The worse symptoms will involve the car jerking, hesitating or dragging while in motion. Don’t let it get to this point. Listen for the early warning sounds and then take your car to an auto repair shop to get new knock sensors.



  1. Thank you for writing this post. I have a 1996 Subaru Legacy Outback with the 2.2 engine. It is running rough. Check engine light came on. It’s showing four codes. I am replacing 02 sensors, knock sensors, MAP sensor, and idle control sensor. After reading the symptoms of these sensors, I think my car will run better.

  2. I have a 2003 Honda Accord and the sensor went bad and I experienced most of the symptoms and right now my transmission is really acting up, could that be the cause as well?

  3. I have a 2001 s10 2.2l 5 speed, it has all the symptoms but no check engine light. Does a bad knock sensor always throw the light?

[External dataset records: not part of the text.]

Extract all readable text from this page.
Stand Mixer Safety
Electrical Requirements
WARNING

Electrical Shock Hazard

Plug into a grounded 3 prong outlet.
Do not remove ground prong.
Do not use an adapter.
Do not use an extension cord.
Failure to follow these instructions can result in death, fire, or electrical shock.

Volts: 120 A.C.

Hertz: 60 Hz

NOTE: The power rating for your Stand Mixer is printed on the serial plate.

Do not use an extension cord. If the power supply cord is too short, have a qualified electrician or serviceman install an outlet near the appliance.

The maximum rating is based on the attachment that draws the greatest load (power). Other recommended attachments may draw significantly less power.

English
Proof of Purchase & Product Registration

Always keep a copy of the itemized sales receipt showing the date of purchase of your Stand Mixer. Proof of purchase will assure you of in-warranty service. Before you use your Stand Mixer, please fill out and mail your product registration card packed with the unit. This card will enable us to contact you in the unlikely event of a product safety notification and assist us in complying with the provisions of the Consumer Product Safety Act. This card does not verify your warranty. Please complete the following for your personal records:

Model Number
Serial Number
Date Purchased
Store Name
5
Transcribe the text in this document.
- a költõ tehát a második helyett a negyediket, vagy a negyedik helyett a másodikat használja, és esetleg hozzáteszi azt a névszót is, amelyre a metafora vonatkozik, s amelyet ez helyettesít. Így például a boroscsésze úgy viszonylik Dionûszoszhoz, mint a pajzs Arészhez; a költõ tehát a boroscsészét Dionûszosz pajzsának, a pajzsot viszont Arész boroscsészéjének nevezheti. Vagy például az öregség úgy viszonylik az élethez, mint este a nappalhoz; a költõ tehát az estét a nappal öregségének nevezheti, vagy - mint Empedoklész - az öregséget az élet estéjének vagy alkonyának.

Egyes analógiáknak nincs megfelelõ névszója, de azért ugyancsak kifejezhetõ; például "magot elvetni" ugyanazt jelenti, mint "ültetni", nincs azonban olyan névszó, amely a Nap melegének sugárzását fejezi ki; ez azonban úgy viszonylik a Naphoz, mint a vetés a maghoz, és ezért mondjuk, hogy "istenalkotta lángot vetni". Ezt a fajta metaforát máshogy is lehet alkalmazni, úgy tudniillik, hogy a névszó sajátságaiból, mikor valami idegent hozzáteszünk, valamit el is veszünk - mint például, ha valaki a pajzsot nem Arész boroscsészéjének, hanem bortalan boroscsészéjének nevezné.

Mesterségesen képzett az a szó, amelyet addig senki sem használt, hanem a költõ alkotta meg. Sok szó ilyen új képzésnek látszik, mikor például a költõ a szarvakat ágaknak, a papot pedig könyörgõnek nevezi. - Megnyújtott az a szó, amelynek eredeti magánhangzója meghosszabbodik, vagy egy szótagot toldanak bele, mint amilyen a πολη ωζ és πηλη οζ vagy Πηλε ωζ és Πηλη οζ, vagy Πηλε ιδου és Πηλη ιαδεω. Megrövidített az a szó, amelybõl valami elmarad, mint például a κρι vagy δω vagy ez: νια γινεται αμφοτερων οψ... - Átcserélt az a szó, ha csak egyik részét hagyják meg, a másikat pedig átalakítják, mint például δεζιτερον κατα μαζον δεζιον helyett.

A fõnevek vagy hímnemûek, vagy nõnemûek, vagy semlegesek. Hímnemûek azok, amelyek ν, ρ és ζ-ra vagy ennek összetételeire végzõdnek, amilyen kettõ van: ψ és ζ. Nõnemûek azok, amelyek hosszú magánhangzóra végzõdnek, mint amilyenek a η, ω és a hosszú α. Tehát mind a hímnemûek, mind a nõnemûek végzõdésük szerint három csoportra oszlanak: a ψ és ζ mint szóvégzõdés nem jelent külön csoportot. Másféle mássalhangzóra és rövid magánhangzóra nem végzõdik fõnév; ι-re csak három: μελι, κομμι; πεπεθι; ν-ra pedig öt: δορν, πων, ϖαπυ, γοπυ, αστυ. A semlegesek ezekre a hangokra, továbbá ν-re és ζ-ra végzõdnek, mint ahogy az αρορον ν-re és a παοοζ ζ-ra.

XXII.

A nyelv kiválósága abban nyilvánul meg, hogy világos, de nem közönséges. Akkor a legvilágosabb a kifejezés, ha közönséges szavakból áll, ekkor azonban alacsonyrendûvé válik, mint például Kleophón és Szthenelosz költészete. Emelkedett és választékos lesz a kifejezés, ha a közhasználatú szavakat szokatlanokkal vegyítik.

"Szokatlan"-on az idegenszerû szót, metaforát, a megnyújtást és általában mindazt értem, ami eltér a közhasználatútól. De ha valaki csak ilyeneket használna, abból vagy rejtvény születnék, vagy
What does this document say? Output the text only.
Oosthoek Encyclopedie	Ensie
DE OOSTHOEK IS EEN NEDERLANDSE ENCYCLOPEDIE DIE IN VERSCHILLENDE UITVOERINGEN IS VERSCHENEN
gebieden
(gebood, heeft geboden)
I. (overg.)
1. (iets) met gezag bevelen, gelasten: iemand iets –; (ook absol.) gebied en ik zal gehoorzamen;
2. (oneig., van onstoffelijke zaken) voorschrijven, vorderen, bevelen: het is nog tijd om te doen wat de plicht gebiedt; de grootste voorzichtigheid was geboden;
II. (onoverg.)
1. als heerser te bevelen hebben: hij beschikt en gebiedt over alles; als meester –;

    • “Always” is a strong word; if I said it always throws a check engine light, I’m dead wrong as soon as you find a single counterexample. 🙂

      That said, a bad knock sensor should throw a check engine light, yes. What exactly are your symptoms? I am inclined to guess that the root cause of your issue is something other than the knock sensor itself.

  4. 2004 Honda CR-V, it has check light on car is hesitant, replaced Knock sensor as this was the code, checked the wiring from sensor to ecu and has continuity so wire seem ok, any other suggestions to check next? Thanks

    • What exactly was the code? It sounds like you’re on the right track, but I get the feeling that there’s more going on.

      By the way, a sensor can have continuity and still give a voltage that is outside acceptable parameters, throwing a check engine light.

  5. I have a 2004 Toyota vitz. I had knock sensor issues and got it replaced. Now, even though the check engine doesn’t appear anymore, I am still experiencing all the other symptoms like engine sound, loss of acceleration, bad fuel mileage. Any idea? Should I change the knock sensor again even if the check engine light is off? I am really confused, I will appreciate your feedback.

    • What unusual engine sounds are you experiencing? Check your fuel trims to make sure your air fuel ratios are about where they should be. If they are extremely lean or rich, you likely still have a mechanical problem that is causing the loss of acceleration.

      As a sanity check, you may want to test that your new knock sensor is functioning properly. You should be able to find a procedure for this in the factory service manual.